One interesting finding in the current study was that more buccolingual dimensions were found to be reduced in the mild hypodontia group than in moderate and severe hypodontia groups when compared with controls. This may suggest a different aetiology for the mild hypodontia group to that for moderate and severe hypodontia groups. Considering that in developing teeth, the mesiodistal dimension is determined before the labiolingual one  and that both genetic and environmental factors have been shown to play significant roles in the aetiology of hypodontia [24-41] it may be that the environmental factors play a more significant role in the aetiology of mild hypodontia in comparison with moderate and severe hypodontia.
In this study, the greatest tooth size reduction for both MD and BL dimensions was found for the maxillary lateral incisors. Similar finding was reported by previous studies, but for only the MD dimension [38, 49]. The differences between studies for the impact of congenitally missing teeth on reduction of the BL dimension may be attributed to its later completion of development compared with the MD dimension  which makes it more prone to the environmental insults and thus a greater variability.
The results of this study will help the multidisciplinary team to manage patients with hypodontia during all stages including the diagnosis, treatment planning and carrying out the treatment. Space analysis as well as Kestling set-ups should carefully be carried out in hypodontia patients to arrive at an optimal treatment plan and decide whether to open, close or redistribute spaces. Intra-arch spaces in hypodontia patients are often greater than the number of congenitally missing teeth and especially so as the severity of the condition increases due to the extra spaces available from the reduced MD dimensions of the remaining teeth. Moreover, reduction of tooth size in hypodontia patients will make tooth movements more anchorage demanding and accurate placement of the brackets more challenging to the orthodontist. Furthermore, Composite build-ups in hypodontia patients are often required by the restorative dentist to close the excessive spaces, improve tooth form and allow for a good inter-arch relationship.
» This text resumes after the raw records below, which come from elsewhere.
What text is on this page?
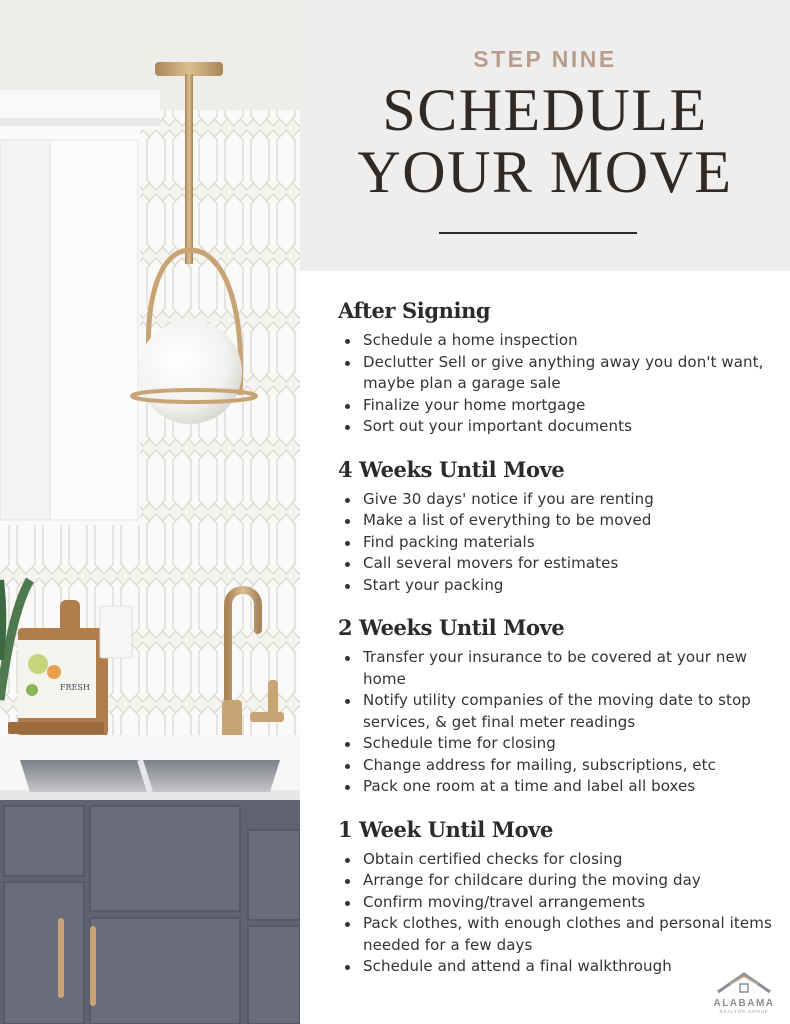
FRESH
STEP NINE
SCHEDULE
YOUR MOVE
After Signing
Schedule a home inspection
Declutter Sell or give anything away you don't want, maybe plan a garage sale
Finalize your home mortgage
Sort out your important documents
4 Weeks Until Move
Give 30 days' notice if you are renting
Make a list of everything to be moved
Find packing materials
Call several movers for estimates
Start your packing
2 Weeks Until Move
Transfer your insurance to be covered at your new home
Notify utility companies of the moving date to stop services, & get final meter readings
Schedule time for closing
Change address for mailing, subscriptions, etc
Pack one room at a time and label all boxes
1 Week Until Move
Obtain certified checks for closing
Arrange for childcare during the moving day
Confirm moving/travel arrangements
Pack clothes, with enough clothes and personal items needed for a few days
Schedule and attend a final walkthrough
ALABAMA
REALTOR GROUP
- Patients with hypodontia had smaller mesiodistal and buccolingual tooth dimensions than control.
- The more severe the hypodontia the greater reduction in tooth size of the remaining dentition.
- The most affected tooth in terms of tooth size reduction was the maxillary lateral incisor and the least affected tooth was the mandibular first molar.
CONFLICT OF INTEREST
The author confirms that this article content has no conflict of interest.